第29話 歪み

「ん…」

 私はふと目を覚ます何か長い夢を見ていたような気がする。夢の内容なんてすぐに忘れてしまうので詳しいことは覚えていない。

 だが、頬を伝う汗が、息切れを起こしている胸が、心の底にへばりつくドス黒い感情が、確かに恐怖を感じていたことを教えてくれている。

「はぁ…」

 あれがあってからというもの、私の日常は明確に狂ってしまった。

 もういっそのことルー君に襲われて何もかもめちゃくちゃにしたいくらいだ。こんなことを考えるなんて最低だが、私自身もう何をどうしたらいいのかわからない。

 ぐちゃぐちゃになった頭に何かが当たる。

「起きた?」

 それはルー君の手だった。

「ルー君、寝なかったの?」

「寝たよ。ちょっと先に起きてただけ。」

「そっか。」

 私もルー君の頭をなでなでする。男の子の髪特有のチクチクした感覚が伝わってくる。そのまま彼の手を握り、恋人繋ぎをする。彼の掌を艶かしく触る。すると、彼は私の手をぎゅっと握りしめて、身動きを取れないようにする。恋人繋ぎまでは許されるようになったようだ。

「ねえ、ルー君。」

「んー?」

 私はその流れで彼にずっと聞きたかったことを質問する。

「私とエッチなことしたくないの…?」

「んー…俺はいいよ。」

 ルー君は少し考え込んでから、私の頬に手を添える。

「一つは親友だから。もう一つは、マリーには幸せになって欲しいから。」

「…私はルー君がいれば幸せだよ?」

 私はなんだかとてつもなく嫌な予感がした。この先の言葉を聞いてしまったら、後に引けなくなる気がしたのだ。

 彼の手を握る私の手が震える。

「俺はいずれここを出ていく。これは前々から決めていたことだ。」

 私はその言葉に絶望した。


 俺は腕の中のマリーが泣いていることに気がついていた。気が付きながら気付かないふりをしていた。

「なんで、ここを出ていくの…?」

「昔、ちょっと忘れてきたものがあるんだ。それを取りに行ってくる。」

 今は手元にない、保管庫の中に置いてきたものたち。あいつらの中には今は亡き戦友の遺品もある。それらを放置しておくことはできない。

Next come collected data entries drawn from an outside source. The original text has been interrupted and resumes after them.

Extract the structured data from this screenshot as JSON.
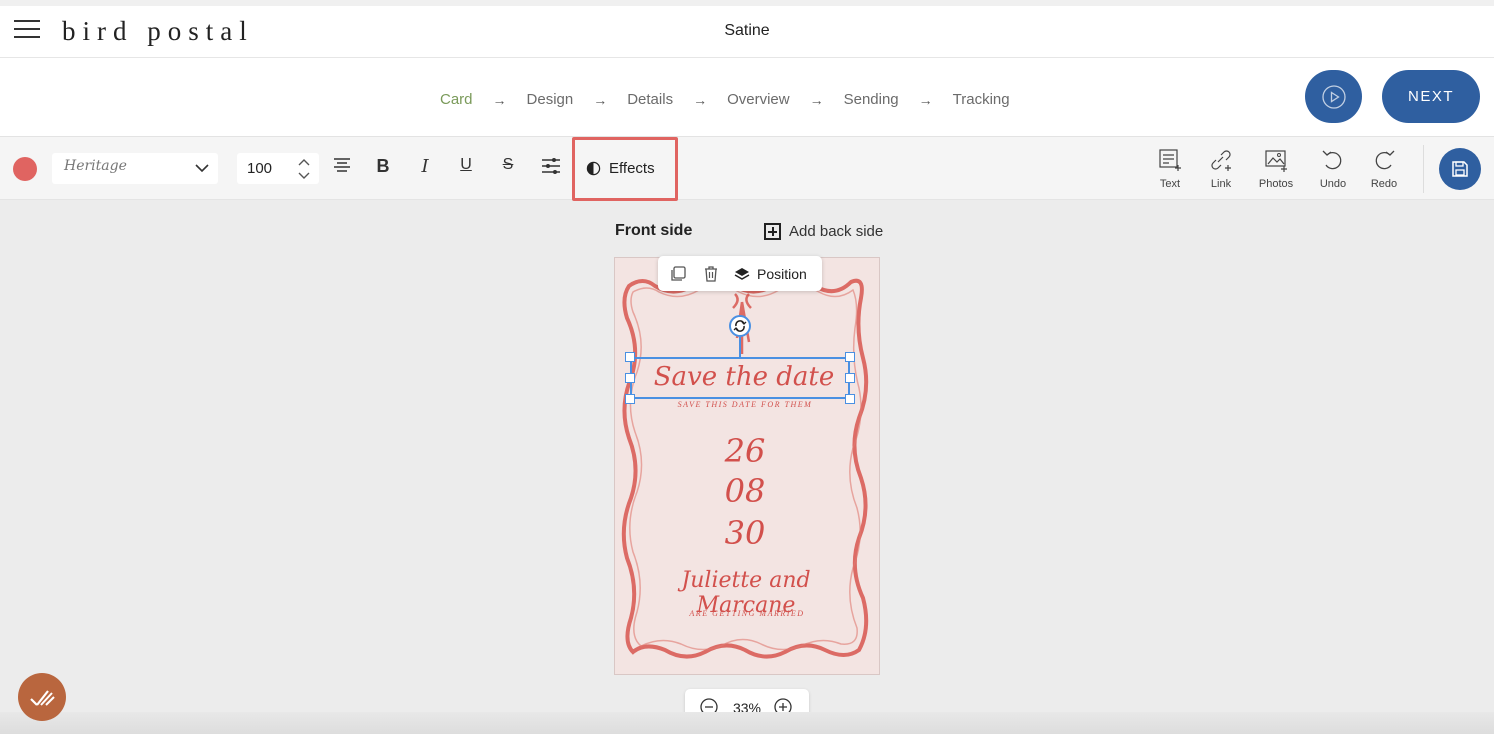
{
  "header": {
    "logo": "bird postal",
    "doc_title": "Satine"
  },
  "steps": [
    {
      "label": "Card",
      "active": true
    },
    {
      "label": "Design",
      "active": false
    },
    {
      "label": "Details",
      "active": false
    },
    {
      "label": "Overview",
      "active": false
    },
    {
      "label": "Sending",
      "active": false
    },
    {
      "label": "Tracking",
      "active": false
    }
  ],
  "actions": {
    "next_label": "NEXT"
  },
  "toolbar": {
    "text_color": "#e06461",
    "font_preview": "Heritage",
    "font_size": "100",
    "effects_label": "Effects",
    "text_label": "Text",
    "link_label": "Link",
    "photos_label": "Photos",
    "undo_label": "Undo",
    "redo_label": "Redo"
  },
  "canvas": {
    "side_label": "Front side",
    "add_back_label": "Add back side",
    "context_position_label": "Position",
    "zoom_level": "33%"
  },
  "card": {
    "title": "Save the date",
    "subtitle": "SAVE THIS DATE FOR THEM",
    "day": "26",
    "month": "08",
    "year": "30",
    "names": "Juliette and Marcane",
    "tagline": "ARE GETTING MARRIED"
  },
  "colors": {
    "accent_blue": "#2f5fa0",
    "active_step": "#7a9a5a",
    "card_ink": "#d2504c",
    "highlight": "#e06461"
  }
}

「昔っていつ?ルー君この村から出たことないよね?そんなに欲しいものなら私が買ってあげるよ?だからここにいよ?」

 マリーは子どものように俺の服を掴んで泣きじゃくる。

「私を置いて行かないで…」

 俺はその言葉を前に、何も言うことができなかった。


 後味の悪い結果になってしまった。だが、いつかは言わなければいけなかったことだ。遅かれ早かれこうなっていただろう。

 マリーの家を後にして、帰宅する途中にお父さんを見つける。他の兵士たちと何かを話し合っているみたいだ。

「お父さん、何かあったの?」

 お父さんはこちらに気が付くと、手を振って返事をする。

「おお、ルーカス。仕事帰りか。実は、付近の村で変死体が見つかってな。」

「変死体?」

 お父さんの話によると、ここ数日何件か起きているようだ。前日までなんともなかった村人が、朝になると自宅で死んでいるという事件らしい。死体となって見つかる人もこれといった共通点はなく、性別も年齢もバラバラ。

「その村にもここと同じように魔物除けの魔道具は置いてあるんだがな。」

「ふーん…」

俺は少し考えてみる。

 魔物除けは知能が低い魔物にしか効果がない。群れを統率したり、魔法が使える魔物には効果がない。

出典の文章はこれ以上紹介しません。